Re: [PATCH RESEND sched_ext/for-6.12] sched_ext: Don't use double locking to migrate tasks across CPUs
From: Tejun Heo
Date: Thu Aug 08 2024 - 14:25:06 EST
Hello,
On Thu, Aug 08, 2024 at 01:19:27PM -0500, David Vernet wrote:
...
> > + deactivate_task(src_rq, p, 0);
> > + set_task_cpu(p, cpu_of(dst_rq));
> > + p->scx.sticky_cpu = cpu_of(dst_rq);
> > +
> > + raw_spin_rq_unlock(src_rq);
> > + raw_spin_rq_lock(dst_rq);
> >
> > /*
> > * We want to pass scx-specific enq_flags but activate_task() will
> > * truncate the upper 32 bit. As we own @rq, we can pass them through
> > * @rq->scx.extra_enq_flags instead.
> > */
> > - WARN_ON_ONCE(rq->scx.extra_enq_flags);
> > - rq->scx.extra_enq_flags = enq_flags;
> > - activate_task(rq, p, 0);
> > - rq->scx.extra_enq_flags = 0;
> > + WARN_ON_ONCE(!cpumask_test_cpu(cpu_of(dst_rq), p->cpus_ptr));
>
> Hmmm, what's to stop someone from issuing a call to
> set_cpus_allowed_ptr() after we drop the src_rq lock above?

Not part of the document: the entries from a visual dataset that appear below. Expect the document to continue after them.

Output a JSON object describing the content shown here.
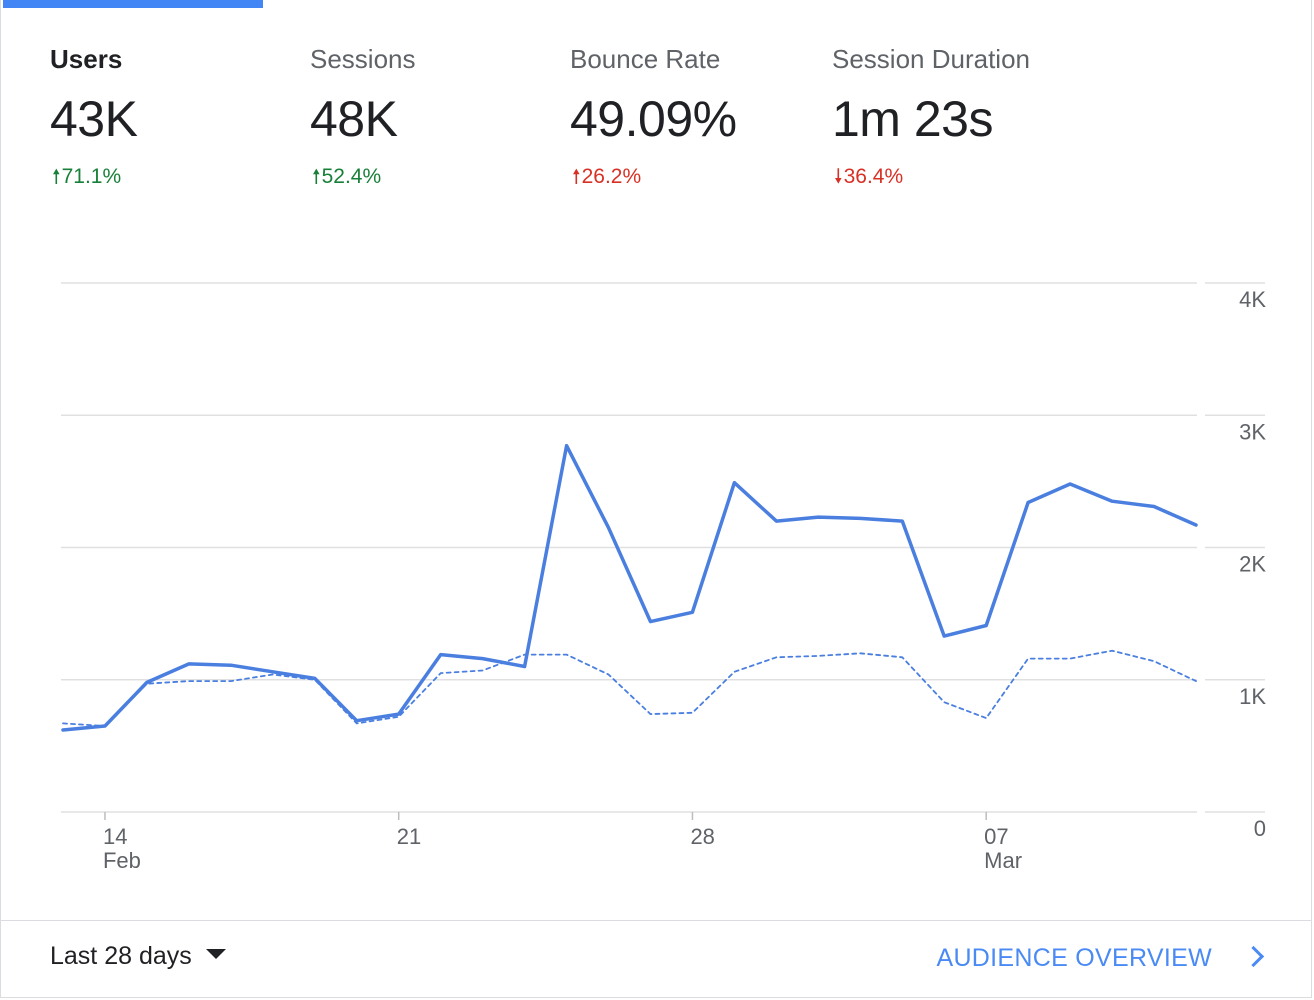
{
  "metrics": [
    {
      "label": "Users",
      "value": "43K",
      "delta": "71.1%",
      "direction": "up",
      "delta_color": "#188038"
    },
    {
      "label": "Sessions",
      "value": "48K",
      "delta": "52.4%",
      "direction": "up",
      "delta_color": "#188038"
    },
    {
      "label": "Bounce Rate",
      "value": "49.09%",
      "delta": "26.2%",
      "direction": "up",
      "delta_color": "#d93025"
    },
    {
      "label": "Session Duration",
      "value": "1m 23s",
      "delta": "36.4%",
      "direction": "down",
      "delta_color": "#d93025"
    }
  ],
  "footer": {
    "date_range": "Last 28 days",
    "overview_link": "AUDIENCE OVERVIEW"
  },
  "colors": {
    "accent": "#4285f4",
    "series_current": "#4a7fe0",
    "up_good": "#188038",
    "bad": "#d93025"
  },
  "chart_data": {
    "type": "line",
    "x": [
      "Feb 13",
      "Feb 14",
      "Feb 15",
      "Feb 16",
      "Feb 17",
      "Feb 18",
      "Feb 19",
      "Feb 20",
      "Feb 21",
      "Feb 22",
      "Feb 23",
      "Feb 24",
      "Feb 25",
      "Feb 26",
      "Feb 27",
      "Feb 28",
      "Mar 01",
      "Mar 02",
      "Mar 03",
      "Mar 04",
      "Mar 05",
      "Mar 06",
      "Mar 07",
      "Mar 08",
      "Mar 09",
      "Mar 10",
      "Mar 11",
      "Mar 12"
    ],
    "series": [
      {
        "style": "solid",
        "values": [
          620,
          650,
          980,
          1120,
          1110,
          1060,
          1010,
          690,
          740,
          1190,
          1160,
          1100,
          2770,
          2150,
          1440,
          1510,
          2490,
          2200,
          2230,
          2220,
          2200,
          1330,
          1410,
          2340,
          2480,
          2350,
          2310,
          2170
        ]
      },
      {
        "style": "dashed",
        "values": [
          670,
          650,
          970,
          990,
          990,
          1040,
          1000,
          670,
          720,
          1050,
          1070,
          1190,
          1190,
          1040,
          740,
          750,
          1060,
          1170,
          1180,
          1200,
          1170,
          830,
          710,
          1160,
          1160,
          1220,
          1140,
          990
        ]
      }
    ],
    "x_ticks": [
      {
        "index": 1,
        "day": "14",
        "month": "Feb"
      },
      {
        "index": 8,
        "day": "21",
        "month": ""
      },
      {
        "index": 15,
        "day": "28",
        "month": ""
      },
      {
        "index": 22,
        "day": "07",
        "month": "Mar"
      }
    ],
    "y_ticks": [
      "0",
      "1K",
      "2K",
      "3K",
      "4K"
    ],
    "ylim": [
      0,
      4000
    ],
    "grid": true,
    "axis_side": "right"
  }
}
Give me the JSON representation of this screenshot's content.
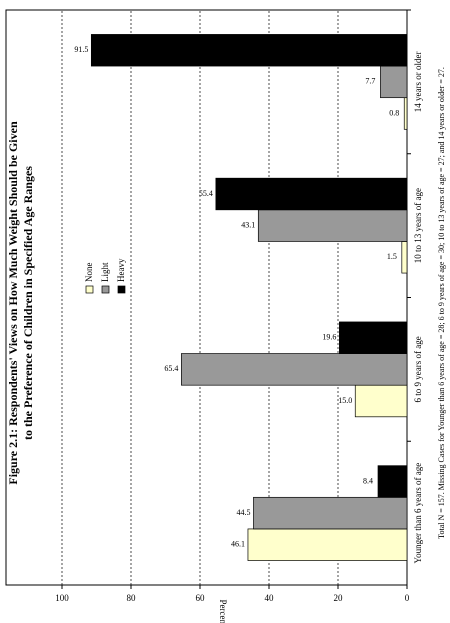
{
  "chart_data": {
    "type": "bar",
    "title": [
      "Figure 2.1: Respondents' Views on How Much Weight Should be Given",
      "to the Preference of Children in Specified Age Ranges"
    ],
    "y_label": "Percent",
    "categories": [
      "Younger than 6 years of age",
      "6 to 9 years of age",
      "10 to 13 years of age",
      "14 years or older"
    ],
    "series": [
      {
        "name": "None",
        "color": "#ffffcc",
        "values": [
          46.1,
          15.0,
          1.5,
          0.8
        ],
        "value_labels": [
          "46.1",
          "15.0",
          "1.5",
          "0.8"
        ]
      },
      {
        "name": "Light",
        "color": "#999999",
        "values": [
          44.5,
          65.4,
          43.1,
          7.7
        ],
        "value_labels": [
          "44.5",
          "65.4",
          "43.1",
          "7.7"
        ]
      },
      {
        "name": "Heavy",
        "color": "#000000",
        "values": [
          8.4,
          19.6,
          55.4,
          91.5
        ],
        "value_labels": [
          "8.4",
          "19.6",
          "55.4",
          "91.5"
        ]
      }
    ],
    "ylim": [
      0,
      100
    ],
    "yticks": [
      0,
      20,
      40,
      60,
      80,
      100
    ],
    "grid": true,
    "footnote": "Total N = 157.  Missing Cases for Younger than 6 years of age = 28; 6 to 9 years of age = 30; 10 to 13 years of age = 27; and 14 years or older = 27."
  }
}
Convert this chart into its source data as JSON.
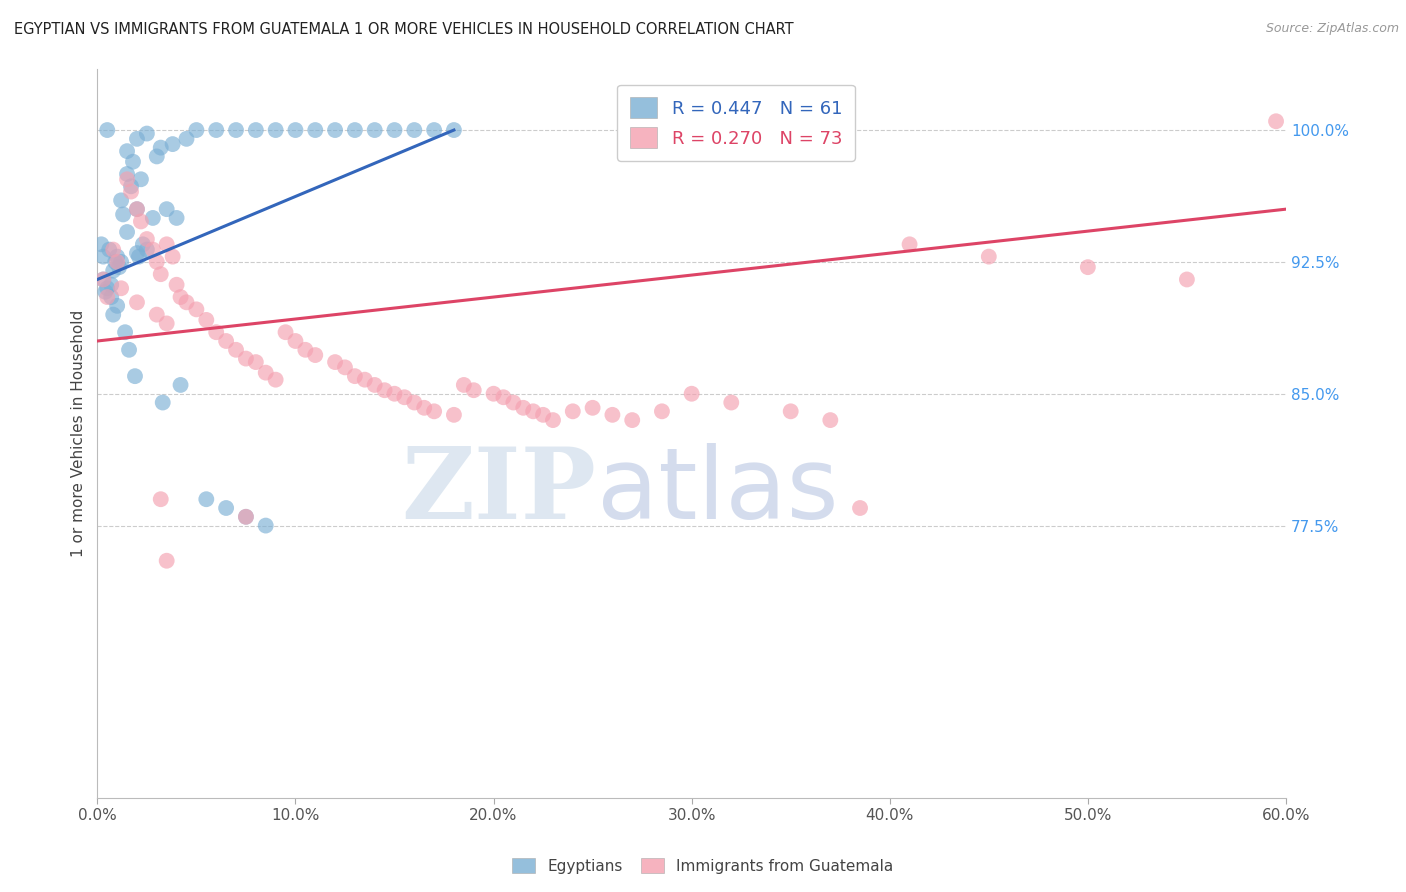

Before we
> held any relevant rq lock so everything should have been protected, but
> I'm not following how we prevent racing with the cpus_allowed logic in
> core.c here.
deactivate_task(src_rq, p, 0) sets p->on_rq to TASK_ON_RQ_MIGRATING and
task_rq_lock() can't lock p until it's cleared, so set_cpus_allowed_ptr()
is blocked till the migration is complete.
Thanks.
--
tejun